The non-looters—the thinkers and the doers—are the competent and daring individualists who innovate and create new enterprises. These prime movers love their work, are dedicated to achievement through their thought and effort, and abhor the forces of collectivism and mediocrity. The battle is thus between non-earners who deal by force and profit through political power and earners who deal by trade and profit through productive ability.
When the looting exceeds the ability of the earners to fork over the loot, the looters then destroy the currency. From one of the heroes of Atlas Shrugged comes this broadside:
So you think that money is the root of all evil?…Have you ever asked what is the root of money? Money is a tool of exchange, which can’t exist unless there are goods produced and men able to produce them. Money is the material shape of the principle that men who wish to deal with one another must deal by trade and give value for value. Money is not the tool of the moochers, who claim your product by tears, or the looters who take it from you by force. Money is made possible only by the men who produce. Is this what you consider evil?…Not an ocean of tears nor all the guns in the world can transform those pieces of paper in your wallet into bread you need to survive tomorrow…Whenever destroyers appear among men, they start by destroying money, for money is men’s protection and the base of a moral existence. Destroyers seize gold and leave its owners a counterfeit pile of paper. This kills all objective standards and delivers men into the arbitrary power of an arbitrary setter of values…Paper is a mortgage on wealth that does not exist, backed by a gun aimed at those who are expected to produce it. Paper is a check drawn by legal looters upon an account which is not theirs: upon the virtue of the victims. Watch for the day when it becomes marked: ‘Account Overdrawn.'”
Yaron Brook, President of the Ayn Rand Institute, says the reason for the novel’s current popularity is its relevance. Quoting Rand in her Capitalism: The Unknown Ideal, he said, “If you understand the dominant philosophy of a society, you can predict its course.” He adds,
Why do we accept the budget-busting costs of a welfare state? Because it implements the moral ideal of self-sacrifice to the needy. Why do so few protest the endless regulatory burdens placed on businessmen? Because businessmen are pursuing their self-interest, which we have been taught is dangerous and immoral. Why did the government go on a crusade to promote “affordable housing,” which meant forcing banks to make loans to unqualified home buyers? Because we believe people need to be homeowners, whether or not they can afford to pay for houses.
All of which is exactly wrong as Rand tells the story of John Galt, the ultimate free-market entrepreneur. At the end of the novel, the politicians come to Galt and beg him to help them get the economy going again. Here is the dialogue:
Galt: You want me to be Economic Dictator?
Mr. Thompson: Yes!
Galt: And you’ll obey any order I give?
Mr. Thompson: Implicitly!
Galt: Then start by abolishing all income taxes.
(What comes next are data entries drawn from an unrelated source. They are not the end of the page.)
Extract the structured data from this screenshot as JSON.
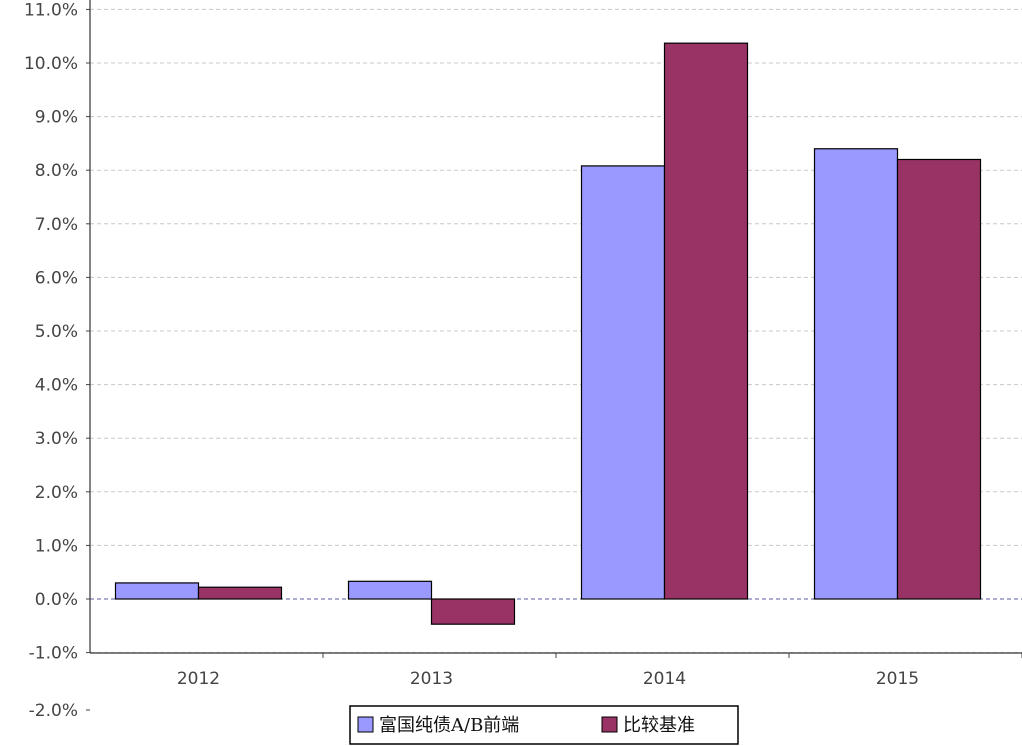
{
  "chart_data": {
    "type": "bar",
    "categories": [
      "2012",
      "2013",
      "2014",
      "2015"
    ],
    "series": [
      {
        "name": "富国纯债A/B前端",
        "values": [
          0.3,
          0.33,
          8.08,
          8.4
        ],
        "color": "#9999ff"
      },
      {
        "name": "比较基准",
        "values": [
          0.22,
          -0.47,
          10.37,
          8.2
        ],
        "color": "#993366"
      }
    ],
    "y_ticks": [
      "11.0%",
      "10.0%",
      "9.0%",
      "8.0%",
      "7.0%",
      "6.0%",
      "5.0%",
      "4.0%",
      "3.0%",
      "2.0%",
      "1.0%",
      "0.0%",
      "-1.0%",
      "-2.0%"
    ],
    "ylim": [
      -2,
      11
    ],
    "grid": true,
    "legend": "bottom-center",
    "title": "",
    "xlabel": "",
    "ylabel": ""
  }
}
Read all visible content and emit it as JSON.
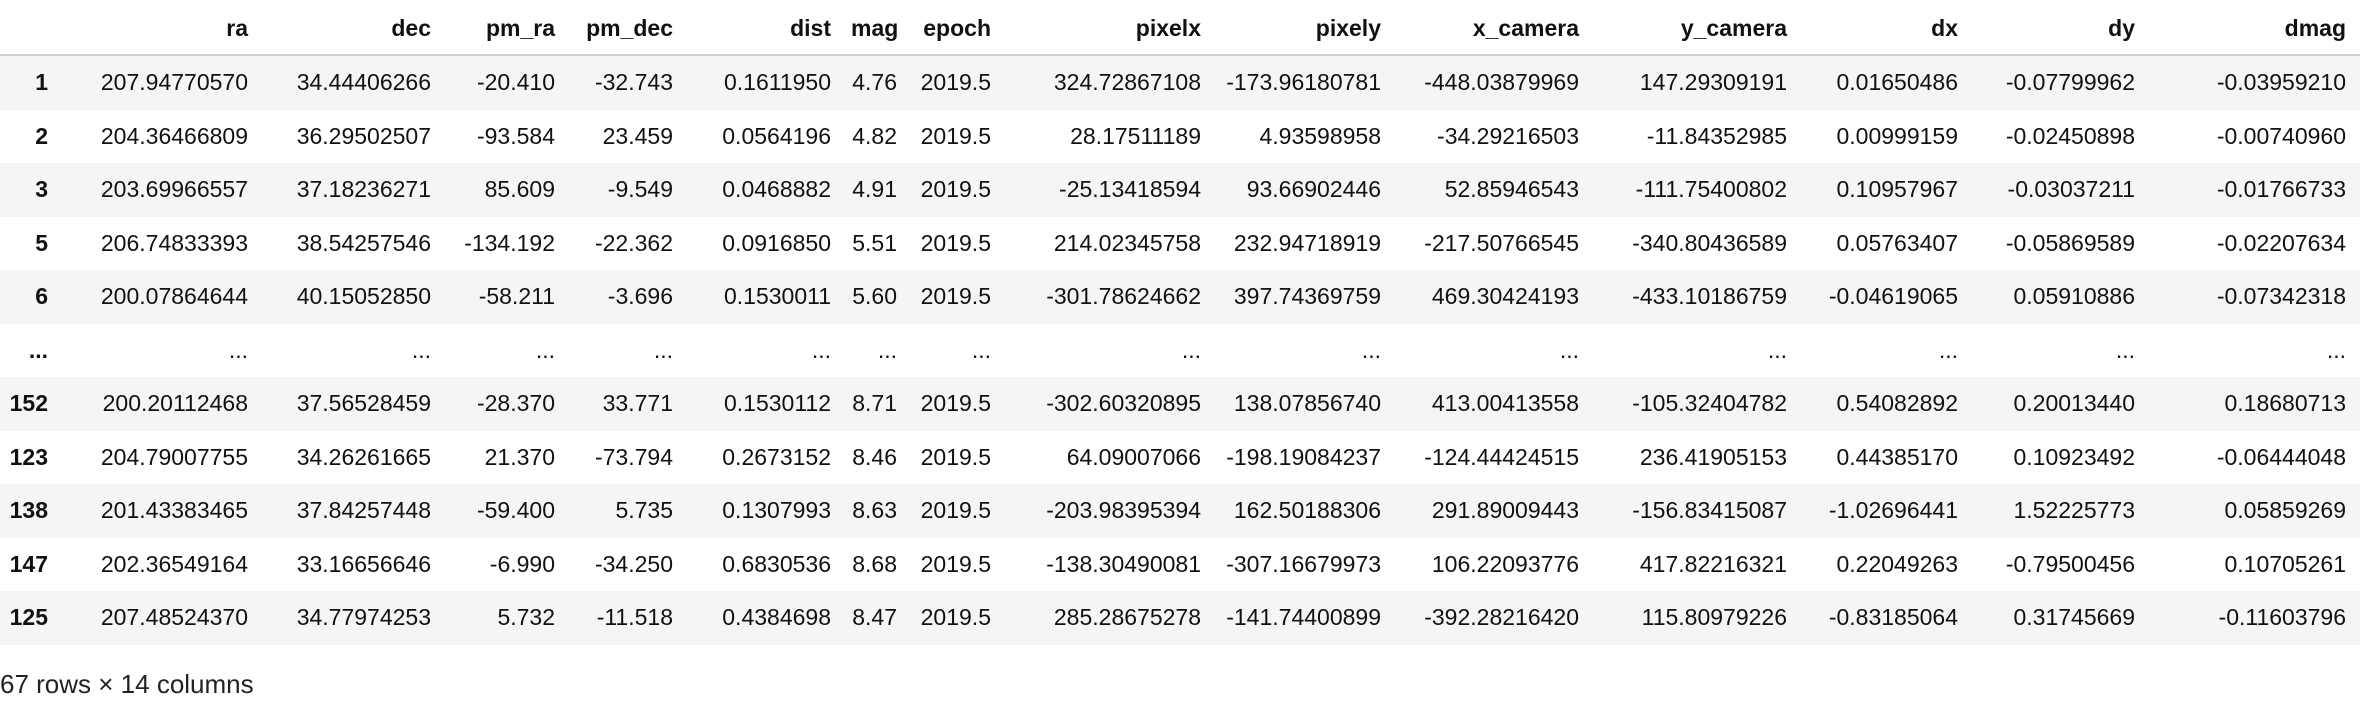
{
  "table": {
    "index_header": "",
    "columns": [
      "ra",
      "dec",
      "pm_ra",
      "pm_dec",
      "dist",
      "mag",
      "epoch",
      "pixelx",
      "pixely",
      "x_camera",
      "y_camera",
      "dx",
      "dy",
      "dmag"
    ],
    "rows": [
      {
        "index": "1",
        "cells": [
          "207.94770570",
          "34.44406266",
          "-20.410",
          "-32.743",
          "0.1611950",
          "4.76",
          "2019.5",
          "324.72867108",
          "-173.96180781",
          "-448.03879969",
          "147.29309191",
          "0.01650486",
          "-0.07799962",
          "-0.03959210"
        ]
      },
      {
        "index": "2",
        "cells": [
          "204.36466809",
          "36.29502507",
          "-93.584",
          "23.459",
          "0.0564196",
          "4.82",
          "2019.5",
          "28.17511189",
          "4.93598958",
          "-34.29216503",
          "-11.84352985",
          "0.00999159",
          "-0.02450898",
          "-0.00740960"
        ]
      },
      {
        "index": "3",
        "cells": [
          "203.69966557",
          "37.18236271",
          "85.609",
          "-9.549",
          "0.0468882",
          "4.91",
          "2019.5",
          "-25.13418594",
          "93.66902446",
          "52.85946543",
          "-111.75400802",
          "0.10957967",
          "-0.03037211",
          "-0.01766733"
        ]
      },
      {
        "index": "5",
        "cells": [
          "206.74833393",
          "38.54257546",
          "-134.192",
          "-22.362",
          "0.0916850",
          "5.51",
          "2019.5",
          "214.02345758",
          "232.94718919",
          "-217.50766545",
          "-340.80436589",
          "0.05763407",
          "-0.05869589",
          "-0.02207634"
        ]
      },
      {
        "index": "6",
        "cells": [
          "200.07864644",
          "40.15052850",
          "-58.211",
          "-3.696",
          "0.1530011",
          "5.60",
          "2019.5",
          "-301.78624662",
          "397.74369759",
          "469.30424193",
          "-433.10186759",
          "-0.04619065",
          "0.05910886",
          "-0.07342318"
        ]
      },
      {
        "index": "...",
        "cells": [
          "...",
          "...",
          "...",
          "...",
          "...",
          "...",
          "...",
          "...",
          "...",
          "...",
          "...",
          "...",
          "...",
          "..."
        ]
      },
      {
        "index": "152",
        "cells": [
          "200.20112468",
          "37.56528459",
          "-28.370",
          "33.771",
          "0.1530112",
          "8.71",
          "2019.5",
          "-302.60320895",
          "138.07856740",
          "413.00413558",
          "-105.32404782",
          "0.54082892",
          "0.20013440",
          "0.18680713"
        ]
      },
      {
        "index": "123",
        "cells": [
          "204.79007755",
          "34.26261665",
          "21.370",
          "-73.794",
          "0.2673152",
          "8.46",
          "2019.5",
          "64.09007066",
          "-198.19084237",
          "-124.44424515",
          "236.41905153",
          "0.44385170",
          "0.10923492",
          "-0.06444048"
        ]
      },
      {
        "index": "138",
        "cells": [
          "201.43383465",
          "37.84257448",
          "-59.400",
          "5.735",
          "0.1307993",
          "8.63",
          "2019.5",
          "-203.98395394",
          "162.50188306",
          "291.89009443",
          "-156.83415087",
          "-1.02696441",
          "1.52225773",
          "0.05859269"
        ]
      },
      {
        "index": "147",
        "cells": [
          "202.36549164",
          "33.16656646",
          "-6.990",
          "-34.250",
          "0.6830536",
          "8.68",
          "2019.5",
          "-138.30490081",
          "-307.16679973",
          "106.22093776",
          "417.82216321",
          "0.22049263",
          "-0.79500456",
          "0.10705261"
        ]
      },
      {
        "index": "125",
        "cells": [
          "207.48524370",
          "34.77974253",
          "5.732",
          "-11.518",
          "0.4384698",
          "8.47",
          "2019.5",
          "285.28675278",
          "-141.74400899",
          "-392.28216420",
          "115.80979226",
          "-0.83185064",
          "0.31745669",
          "-0.11603796"
        ]
      }
    ]
  },
  "shape_text": "67 rows × 14 columns"
}
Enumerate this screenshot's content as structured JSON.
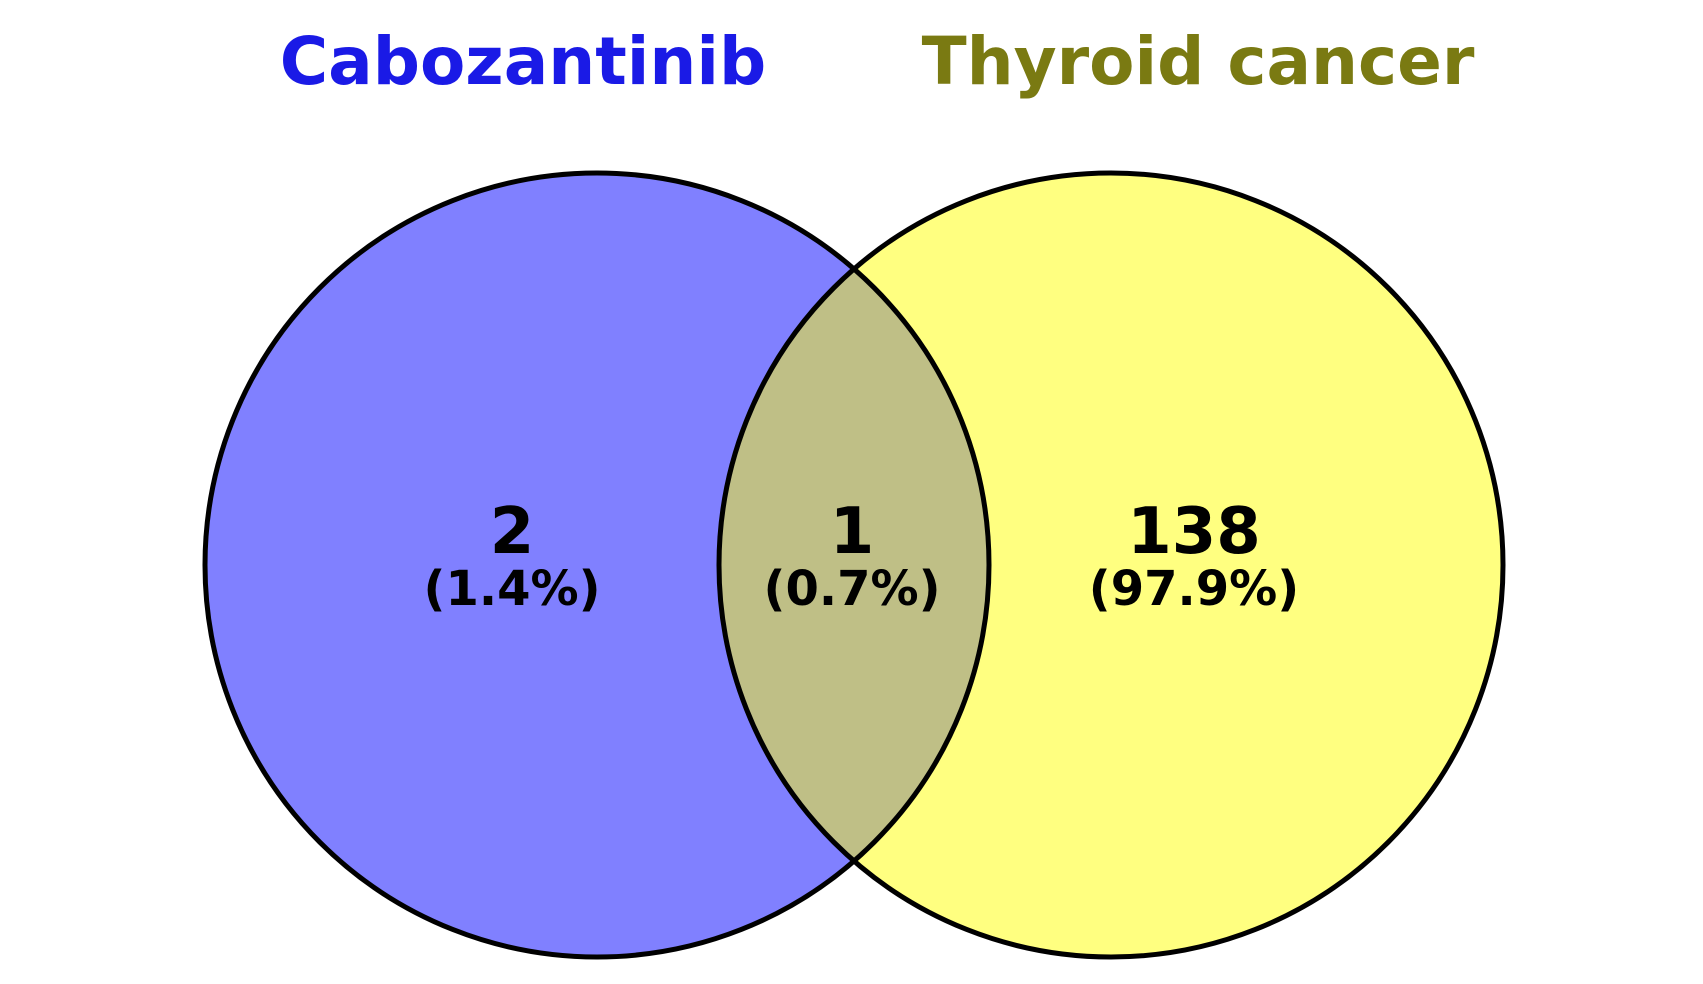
{
  "sets": [
    {
      "name": "Cabozantinib",
      "color": "#8080FF",
      "title_color": "#1A1AE6"
    },
    {
      "name": "Thyroid cancer",
      "color": "#FFFF80",
      "title_color": "#7A7A12"
    }
  ],
  "overlap_color": "#BFBF86",
  "outline_color": "#000000",
  "regions": {
    "left_only": {
      "count": "2",
      "percent": "(1.4%)"
    },
    "both": {
      "count": "1",
      "percent": "(0.7%)"
    },
    "right_only": {
      "count": "138",
      "percent": "(97.9%)"
    }
  }
}
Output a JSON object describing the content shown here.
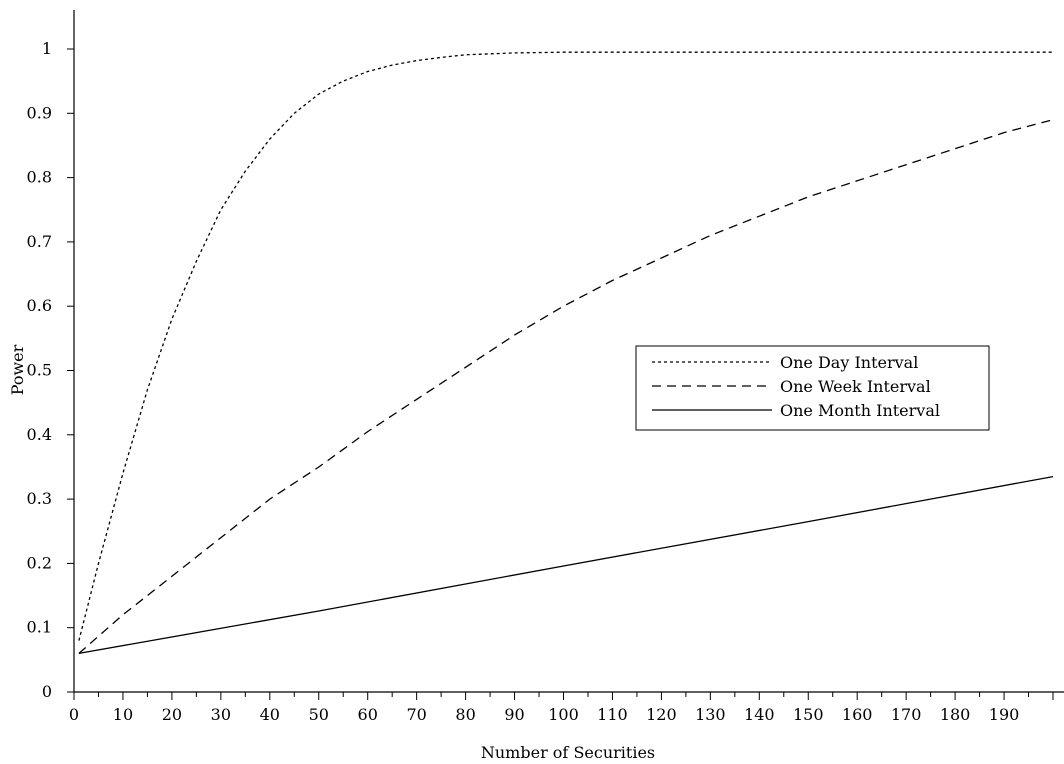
{
  "chart_data": {
    "type": "line",
    "title": "",
    "xlabel": "Number of Securities",
    "ylabel": "Power",
    "xlim": [
      0,
      200
    ],
    "ylim": [
      0,
      1.0
    ],
    "x_ticks": [
      0,
      10,
      20,
      30,
      40,
      50,
      60,
      70,
      80,
      90,
      100,
      110,
      120,
      130,
      140,
      150,
      160,
      170,
      180,
      190
    ],
    "x_tick_labels": [
      "0",
      "10",
      "20",
      "30",
      "40",
      "50",
      "60",
      "70",
      "80",
      "90",
      "100",
      "110",
      "120",
      "130",
      "140",
      "150",
      "160",
      "170",
      "180",
      "190"
    ],
    "x_minor_step": 5,
    "y_ticks": [
      0,
      0.1,
      0.2,
      0.3,
      0.4,
      0.5,
      0.6,
      0.7,
      0.8,
      0.9,
      1.0
    ],
    "y_tick_labels": [
      "0",
      "0.1",
      "0.2",
      "0.3",
      "0.4",
      "0.5",
      "0.6",
      "0.7",
      "0.8",
      "0.9",
      "1"
    ],
    "grid": false,
    "legend_position": "right-center",
    "series": [
      {
        "name": "One Day Interval",
        "dash": "dotted",
        "color": "#000000",
        "points": [
          [
            1,
            0.08
          ],
          [
            5,
            0.2
          ],
          [
            10,
            0.34
          ],
          [
            15,
            0.47
          ],
          [
            20,
            0.58
          ],
          [
            25,
            0.67
          ],
          [
            30,
            0.75
          ],
          [
            35,
            0.81
          ],
          [
            40,
            0.86
          ],
          [
            45,
            0.9
          ],
          [
            50,
            0.93
          ],
          [
            55,
            0.95
          ],
          [
            60,
            0.965
          ],
          [
            65,
            0.975
          ],
          [
            70,
            0.982
          ],
          [
            75,
            0.987
          ],
          [
            80,
            0.991
          ],
          [
            90,
            0.994
          ],
          [
            100,
            0.995
          ],
          [
            120,
            0.995
          ],
          [
            150,
            0.995
          ],
          [
            200,
            0.995
          ]
        ]
      },
      {
        "name": "One Week Interval",
        "dash": "dashed",
        "color": "#000000",
        "points": [
          [
            1,
            0.06
          ],
          [
            10,
            0.12
          ],
          [
            20,
            0.18
          ],
          [
            30,
            0.24
          ],
          [
            40,
            0.3
          ],
          [
            50,
            0.35
          ],
          [
            60,
            0.405
          ],
          [
            70,
            0.455
          ],
          [
            80,
            0.505
          ],
          [
            90,
            0.555
          ],
          [
            100,
            0.6
          ],
          [
            110,
            0.64
          ],
          [
            120,
            0.675
          ],
          [
            130,
            0.71
          ],
          [
            140,
            0.74
          ],
          [
            150,
            0.77
          ],
          [
            160,
            0.795
          ],
          [
            170,
            0.82
          ],
          [
            180,
            0.845
          ],
          [
            190,
            0.87
          ],
          [
            200,
            0.89
          ]
        ]
      },
      {
        "name": "One Month Interval",
        "dash": "solid",
        "color": "#000000",
        "points": [
          [
            1,
            0.06
          ],
          [
            50,
            0.126
          ],
          [
            100,
            0.196
          ],
          [
            150,
            0.265
          ],
          [
            200,
            0.335
          ]
        ]
      }
    ]
  }
}
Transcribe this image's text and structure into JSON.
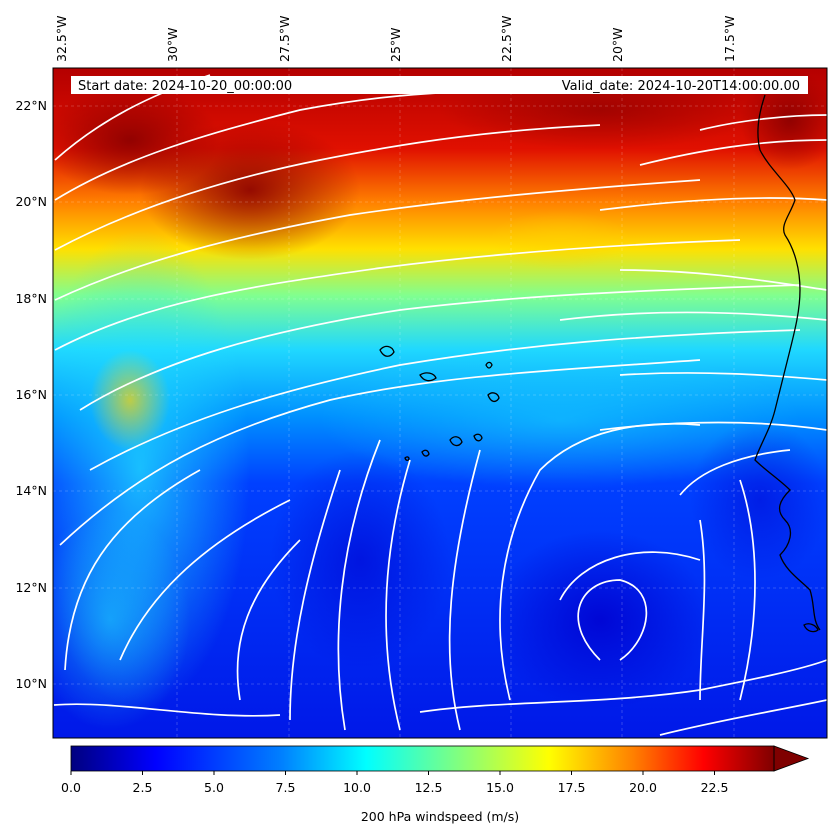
{
  "header": {
    "start_date": "Start date: 2024-10-20_00:00:00",
    "valid_date": "Valid_date: 2024-10-20T14:00:00.00"
  },
  "map": {
    "lon_labels": [
      "32.5°W",
      "30°W",
      "27.5°W",
      "25°W",
      "22.5°W",
      "20°W",
      "17.5°W"
    ],
    "lat_labels": [
      "22°N",
      "20°N",
      "18°N",
      "16°N",
      "14°N",
      "12°N",
      "10°N"
    ],
    "streamline_color": "#ffffff",
    "coastline_color": "#000000"
  },
  "colorbar": {
    "label": "200 hPa windspeed (m/s)",
    "ticks": [
      "0.0",
      "2.5",
      "5.0",
      "7.5",
      "10.0",
      "12.5",
      "15.0",
      "17.5",
      "20.0",
      "22.5"
    ],
    "colormap": [
      "#00007f",
      "#0000ff",
      "#0080ff",
      "#00ffff",
      "#80ff80",
      "#ffff00",
      "#ff8000",
      "#ff0000",
      "#7f0000"
    ]
  }
}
Mr. Thompson: Oh, no! We couldn’t do that. How would we pay government employees?
Galt: Fire your government employees.
Mr. Thompson: Oh, no!
Powell is optimistic that something similar can still be done here: “The catalyst for course correction is [just] around the corner…President Obama can be thanked for making this midterm election an overdue referendum on liberalism. Average Americans are now more informed and engaged than they have been in generations, and they are highly motivated to vote…The most credible and successful candidates…are likely to be those resolutely committed to deficit- and debt-reduction and getting the government out of the way of private-sector job creation—the essence of Ayn Rand.”